The announcement has followed a difficult year for the company which included a profit warning in February. Management warned that profits were likely to be 20% lower than expectations due in part to its poorly performing German operation. This has since been sold for a nominal fee to its management. The company also revealed that it was having problems in its core UK market which also prompted a re-structuring with the consumer and industrial divisions being merged.

This is not the first time that Salvesen has faced takeover bids – the company has been the target of two other acquisition attempts in the last seven years. In 1996 Hays attempted to buy Salvesen but its offer was controversially refused. In 2000 another bid was made, this time by a Swedish investment fund, AB Custos and a venture capital group, Doughty Hansen. The price offered at the time for the group was 200p – almost 3.5 times Salvesen’s share price on Wednesday before talk of a takeover bid took it 15% higher. However the management also rebuffed these approaches, believing that the price offered did not match the true value of the company.

AB Custos, the company behind the last bid, still holds 9.1% of Salvesen’s shares and at the time made it clear that it had put the management on notice that it must ‘deliver better value to shareholders in the near term.’ This left financial analysts clear that AB Custos would re-consider bidding should the share price and performance continued to deteriorate.
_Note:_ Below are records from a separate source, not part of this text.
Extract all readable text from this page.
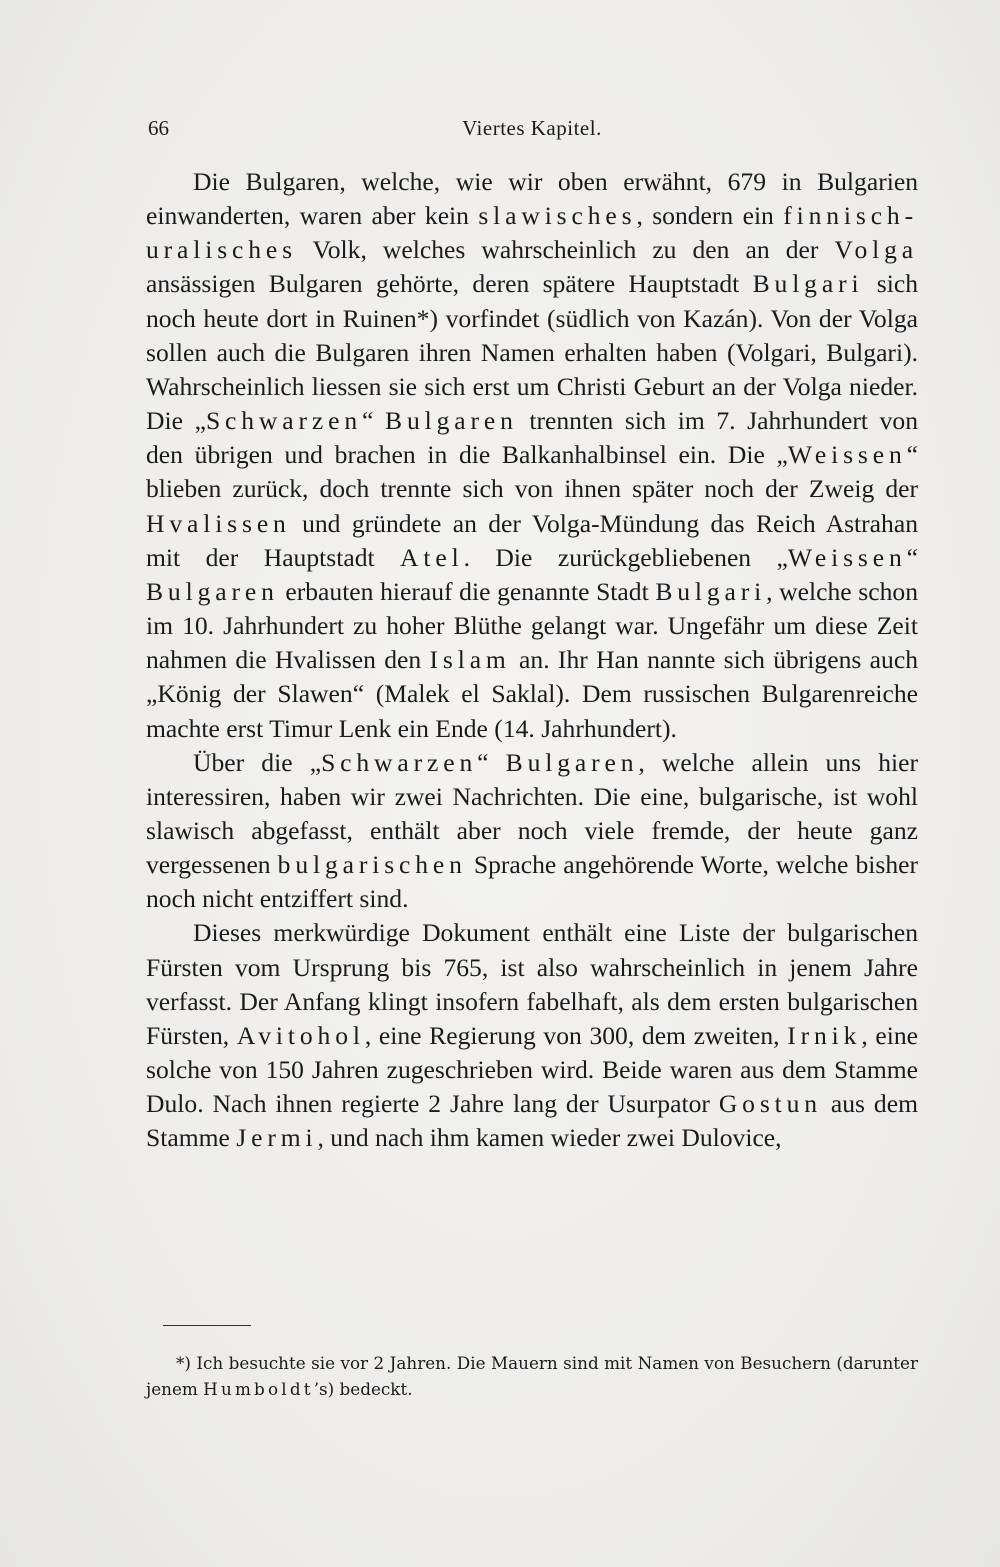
66	Viertes Kapitel.

Die Bulgaren, welche, wie wir oben erwähnt, 679 in Bulgarien einwanderten, waren aber kein slawisches, sondern ein finnisch-uralisches Volk, welches wahrscheinlich zu den an der Volga ansässigen Bulgaren gehörte, deren spätere Hauptstadt Bulgari sich noch heute dort in Ruinen*) vorfindet (südlich von Kazán). Von der Volga sollen auch die Bulgaren ihren Namen erhalten haben (Volgari, Bulgari). Wahrscheinlich liessen sie sich erst um Christi Geburt an der Volga nieder. Die „Schwarzen“ Bulgaren trennten sich im 7. Jahrhundert von den übrigen und brachen in die Balkanhalbinsel ein. Die „Weissen“ blieben zurück, doch trennte sich von ihnen später noch der Zweig der Hvalissen und gründete an der Volga-Mündung das Reich Astrahan mit der Hauptstadt Atel. Die zurückgebliebenen „Weissen“ Bulgaren erbauten hierauf die genannte Stadt Bulgari, welche schon im 10. Jahrhundert zu hoher Blüthe gelangt war. Ungefähr um diese Zeit nahmen die Hvalissen den Islam an. Ihr Han nannte sich übrigens auch „König der Slawen“ (Malek el Saklal). Dem russischen Bulgarenreiche machte erst Timur Lenk ein Ende (14. Jahrhundert).

Über die „Schwarzen“ Bulgaren, welche allein uns hier interessiren, haben wir zwei Nachrichten. Die eine, bulgarische, ist wohl slawisch abgefasst, enthält aber noch viele fremde, der heute ganz vergessenen bulgarischen Sprache angehörende Worte, welche bisher noch nicht entziffert sind.

Dieses merkwürdige Dokument enthält eine Liste der bulgarischen Fürsten vom Ursprung bis 765, ist also wahrscheinlich in jenem Jahre verfasst. Der Anfang klingt insofern fabelhaft, als dem ersten bulgarischen Fürsten, Avitohol, eine Regierung von 300, dem zweiten, Irnik, eine solche von 150 Jahren zugeschrieben wird. Beide waren aus dem Stamme Dulo. Nach ihnen regierte 2 Jahre lang der Usurpator Gostun aus dem Stamme Jermi, und nach ihm kamen wieder zwei Dulovice,

*) Ich besuchte sie vor 2 Jahren. Die Mauern sind mit Namen von Besuchern (darunter jenem Humboldt’s) bedeckt.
However the fact that AB Custos has since then sold off part of its shareholding might suggest that there could be a third party buyer involved. Any prsospective bidder would still need to win over the Salvesen family which is believed to own around a third of the shares in the company.

Despite recent problems and a fall in the share price it should be noted that the company remains highly profitable compared with the rest of the UK contract logistics industry. Recent research to be published next week by Transport Intelligence has found that Christian Salvesen has the highest operating profits (EBIT) of the top ten largest logistics companies in the UK. However this may not be enough to prevent shareholders from accepting any offer which provides them with a substantial premium.